George Washington Papers

To George Washington from Major General William Heath, 30 August 1778

From Major General William Heath

Head Quarters Boston 30th Augt 1778

Dear General

I have been honored with the receipt of yours of the 14th Instant.1

I beg leave to observe to your Excellency that a large Sum of Money is now due to the United States from the British Government for Supplies furnished to the Troops of the Convention and that the pay Master and Commissary to those Troops were just going for Rhode Island with the Accounts to obtain the money, when the Expedition against that place was whispered on which I stoped them. As it can now answer no purpose to permit them to go to Rhode Island I wish to be informed whether you have any objection to their going to New York, & by what rout you will have them go: To embarke at some port on the Sound or pass by the way of your Head Quarters, whether they shall proceed as soon as I receive your answer, or upon account of the present situation of our Army it will be best to delay it longer. Your Excellency will remember that Mr Commissary Clarke carried the last accounts to Philadelphia2 and I apprehend no objection can now be made to his being sent to New York unless on account of some particular situation of our Army which leads me to request your Excellency’s opinion & direction before I permi⟨t⟩ him and the pay Master to proceed. Nea⟨r⟩ Six Months Supplies are now due, the United States are the only Sufferers by so much money lying dead.

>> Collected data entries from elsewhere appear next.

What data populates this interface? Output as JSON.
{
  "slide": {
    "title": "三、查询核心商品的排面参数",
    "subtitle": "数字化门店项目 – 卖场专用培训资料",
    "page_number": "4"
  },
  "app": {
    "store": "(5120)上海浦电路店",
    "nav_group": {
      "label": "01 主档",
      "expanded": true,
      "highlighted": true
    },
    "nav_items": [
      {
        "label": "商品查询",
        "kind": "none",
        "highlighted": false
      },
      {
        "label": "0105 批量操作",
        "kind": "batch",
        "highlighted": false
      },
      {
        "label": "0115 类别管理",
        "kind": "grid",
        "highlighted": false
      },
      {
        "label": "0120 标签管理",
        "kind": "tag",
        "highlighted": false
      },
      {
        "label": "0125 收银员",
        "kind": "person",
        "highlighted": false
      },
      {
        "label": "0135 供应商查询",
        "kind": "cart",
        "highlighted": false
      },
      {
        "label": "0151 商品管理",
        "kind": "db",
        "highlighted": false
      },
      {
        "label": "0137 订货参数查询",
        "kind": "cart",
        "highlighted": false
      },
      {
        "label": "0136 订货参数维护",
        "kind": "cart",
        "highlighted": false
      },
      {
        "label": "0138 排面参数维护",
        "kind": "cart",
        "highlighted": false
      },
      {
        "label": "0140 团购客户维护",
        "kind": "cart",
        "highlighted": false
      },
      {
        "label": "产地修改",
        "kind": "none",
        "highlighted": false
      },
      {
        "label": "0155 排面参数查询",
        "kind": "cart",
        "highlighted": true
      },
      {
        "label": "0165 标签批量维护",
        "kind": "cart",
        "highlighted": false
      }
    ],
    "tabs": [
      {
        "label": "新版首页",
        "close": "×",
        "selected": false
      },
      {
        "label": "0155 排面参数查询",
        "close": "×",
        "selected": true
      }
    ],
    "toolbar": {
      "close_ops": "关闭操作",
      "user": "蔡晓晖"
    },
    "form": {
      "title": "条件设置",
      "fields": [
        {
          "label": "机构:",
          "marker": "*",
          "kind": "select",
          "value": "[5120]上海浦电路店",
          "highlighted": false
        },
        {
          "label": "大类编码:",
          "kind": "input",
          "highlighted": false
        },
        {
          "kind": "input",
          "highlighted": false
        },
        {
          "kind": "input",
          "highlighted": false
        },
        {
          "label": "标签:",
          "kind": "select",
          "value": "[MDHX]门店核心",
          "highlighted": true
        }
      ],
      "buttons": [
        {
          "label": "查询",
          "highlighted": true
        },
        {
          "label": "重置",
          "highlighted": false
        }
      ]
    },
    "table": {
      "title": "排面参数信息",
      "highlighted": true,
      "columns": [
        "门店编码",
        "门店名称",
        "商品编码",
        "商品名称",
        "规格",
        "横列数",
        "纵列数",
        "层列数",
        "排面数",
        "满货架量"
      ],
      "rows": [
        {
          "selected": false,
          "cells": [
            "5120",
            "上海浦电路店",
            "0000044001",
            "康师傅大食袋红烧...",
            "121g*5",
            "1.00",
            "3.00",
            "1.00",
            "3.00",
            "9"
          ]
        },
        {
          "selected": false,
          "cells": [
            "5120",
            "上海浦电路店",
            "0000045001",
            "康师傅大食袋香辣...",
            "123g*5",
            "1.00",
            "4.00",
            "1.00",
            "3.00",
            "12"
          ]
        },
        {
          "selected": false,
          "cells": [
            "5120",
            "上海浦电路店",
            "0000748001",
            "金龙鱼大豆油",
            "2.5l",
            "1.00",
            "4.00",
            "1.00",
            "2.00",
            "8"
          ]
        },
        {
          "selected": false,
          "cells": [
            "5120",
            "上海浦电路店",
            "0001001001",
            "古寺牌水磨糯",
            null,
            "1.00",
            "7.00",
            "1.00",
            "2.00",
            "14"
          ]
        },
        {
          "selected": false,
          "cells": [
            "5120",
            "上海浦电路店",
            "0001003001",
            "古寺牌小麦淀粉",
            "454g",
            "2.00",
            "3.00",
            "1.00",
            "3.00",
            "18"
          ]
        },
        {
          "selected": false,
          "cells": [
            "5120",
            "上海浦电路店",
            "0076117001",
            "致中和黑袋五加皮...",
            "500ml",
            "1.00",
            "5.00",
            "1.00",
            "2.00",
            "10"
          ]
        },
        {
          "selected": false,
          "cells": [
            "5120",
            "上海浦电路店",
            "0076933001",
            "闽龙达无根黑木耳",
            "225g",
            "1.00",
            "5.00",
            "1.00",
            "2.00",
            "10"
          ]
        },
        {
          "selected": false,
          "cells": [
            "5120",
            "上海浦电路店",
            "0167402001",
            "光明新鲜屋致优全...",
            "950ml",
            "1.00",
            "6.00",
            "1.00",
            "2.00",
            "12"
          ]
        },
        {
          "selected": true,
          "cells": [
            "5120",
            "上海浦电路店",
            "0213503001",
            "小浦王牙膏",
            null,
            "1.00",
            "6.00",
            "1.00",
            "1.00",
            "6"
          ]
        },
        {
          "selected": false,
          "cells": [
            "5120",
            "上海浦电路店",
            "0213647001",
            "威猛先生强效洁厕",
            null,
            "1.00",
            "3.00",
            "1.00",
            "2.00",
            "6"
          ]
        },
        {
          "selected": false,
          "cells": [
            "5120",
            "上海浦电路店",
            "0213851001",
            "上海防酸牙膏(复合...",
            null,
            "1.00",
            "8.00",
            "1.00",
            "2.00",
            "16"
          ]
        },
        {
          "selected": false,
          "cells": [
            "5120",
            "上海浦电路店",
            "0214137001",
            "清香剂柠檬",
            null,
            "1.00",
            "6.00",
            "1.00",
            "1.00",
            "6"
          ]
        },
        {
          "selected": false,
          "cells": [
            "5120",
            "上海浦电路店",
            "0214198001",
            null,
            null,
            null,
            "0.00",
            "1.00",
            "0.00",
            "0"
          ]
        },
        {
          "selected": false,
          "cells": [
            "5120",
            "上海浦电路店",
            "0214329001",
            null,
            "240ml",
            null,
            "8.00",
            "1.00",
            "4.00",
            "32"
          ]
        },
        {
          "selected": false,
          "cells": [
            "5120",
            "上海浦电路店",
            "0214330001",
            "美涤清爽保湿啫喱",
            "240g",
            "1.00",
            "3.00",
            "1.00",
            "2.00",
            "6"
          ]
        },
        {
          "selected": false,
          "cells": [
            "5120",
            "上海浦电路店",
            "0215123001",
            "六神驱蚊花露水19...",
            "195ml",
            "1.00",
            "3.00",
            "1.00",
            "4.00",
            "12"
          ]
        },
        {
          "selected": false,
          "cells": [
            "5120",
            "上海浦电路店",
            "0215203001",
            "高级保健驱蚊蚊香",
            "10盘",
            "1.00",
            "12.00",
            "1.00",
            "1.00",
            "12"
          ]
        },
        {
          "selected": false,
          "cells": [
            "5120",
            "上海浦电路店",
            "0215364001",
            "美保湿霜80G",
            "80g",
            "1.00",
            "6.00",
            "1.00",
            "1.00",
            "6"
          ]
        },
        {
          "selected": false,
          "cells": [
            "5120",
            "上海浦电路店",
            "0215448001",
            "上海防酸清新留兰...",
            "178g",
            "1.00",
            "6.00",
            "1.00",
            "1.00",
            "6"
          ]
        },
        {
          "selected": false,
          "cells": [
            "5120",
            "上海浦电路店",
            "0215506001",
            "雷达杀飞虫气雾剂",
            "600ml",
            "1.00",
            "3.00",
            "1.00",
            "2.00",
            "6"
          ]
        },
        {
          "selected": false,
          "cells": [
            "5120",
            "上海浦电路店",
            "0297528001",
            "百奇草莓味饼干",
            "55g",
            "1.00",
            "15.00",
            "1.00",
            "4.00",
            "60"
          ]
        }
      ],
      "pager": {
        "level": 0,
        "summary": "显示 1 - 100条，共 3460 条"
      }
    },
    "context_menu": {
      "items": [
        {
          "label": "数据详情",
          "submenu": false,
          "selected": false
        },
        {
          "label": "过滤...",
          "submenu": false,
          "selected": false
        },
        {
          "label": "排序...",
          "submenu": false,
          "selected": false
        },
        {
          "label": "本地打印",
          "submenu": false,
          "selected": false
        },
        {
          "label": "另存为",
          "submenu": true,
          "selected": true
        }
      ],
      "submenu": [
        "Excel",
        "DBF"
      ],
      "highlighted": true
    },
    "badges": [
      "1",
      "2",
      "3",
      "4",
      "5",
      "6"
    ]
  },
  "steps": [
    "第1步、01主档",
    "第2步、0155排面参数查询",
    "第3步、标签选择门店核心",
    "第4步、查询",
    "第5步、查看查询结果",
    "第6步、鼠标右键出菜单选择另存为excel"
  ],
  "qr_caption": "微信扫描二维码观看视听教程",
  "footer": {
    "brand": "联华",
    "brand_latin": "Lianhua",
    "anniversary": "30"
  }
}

Inclosed is a Letter which I received the last night from Portsmouth with a request to forward it with care.3

I also take the liberty to inclose a Schedule of provisions which I received the last night from the Major of the French Fleet and said to be necessary for three Months Supply for them; but how this quantity can be procured here, especially the Flour, I cannot tell.4 I have the Honor to be With great respect Your Excellency’s Obedt Servant

W. Heath

LS, DLC:GW; ADf, MHi: Heath Papers; copy (extract), DNA:PCC, item 152; copy (extract), DNA:PCC, item 169. The extract in item 152 was enclosed with GW’s letter to Henry Laurens of 7 Sept.; both extracts consist of the last paragraph and the schedule of provisions.

1At this point on the draft, Heath wrote and struck out the following paragraph: “I am extremely Sorry to have given your Excellency so much Trouble with General Phillips’s request for an Officer to go to Canada by the way of the Lakes as to write to Congress on the Subject—Your Excellency is Sensible that the Troops of the Convention, Stipulated that if they found it necessary to Send for their Clothing & other Baggage to Canada they should be permitted to do it in the most Convenient manner and the necessary Passports granted for the purpose accordingly when application was made to me for that purpose the last april I immediately gave the necessary Pass Ports for an Officer to go by the way of Hallifax—as that officer has not Since been heard off Genl Phillips wished to have another go by the way of the Lakes (that their Baggage may if Possible arrive before the Cold Season Commences) as I did not know the Situation of our Posts on that Rout it being out of my Department and whether it would be Politick or Impolitick to allow an officer to go that way I thought it my Duty to Submit the propriety of it to your Excellency and to Crave your direction as to that rout.”

2See Heath to GW, 18 Jan., and note 1 to that document.

3The enclosure has not been identified. Thomas Martin, a Portsmouth, N.H., merchant and state legislator, had written Heath from Portsmouth on 26 Aug. that “The inclosed letter to His Excellency General Washington being of importance to a Lady” had “embolden’d” him to request Heath to forward it by “the earliest and safest conveyance” (MHi: Heath Papers).

4The schedule of provisions reads: “1090000 lb. Bread or 1190000 lb. Flour[,] 260000 lb. Pork[,] 400 Quintals Fish[,] 240000 lb. Beans or peas[,] 5 or 6 Quintals Mustard[,] 720 Cords of Wood” (DLC:GW).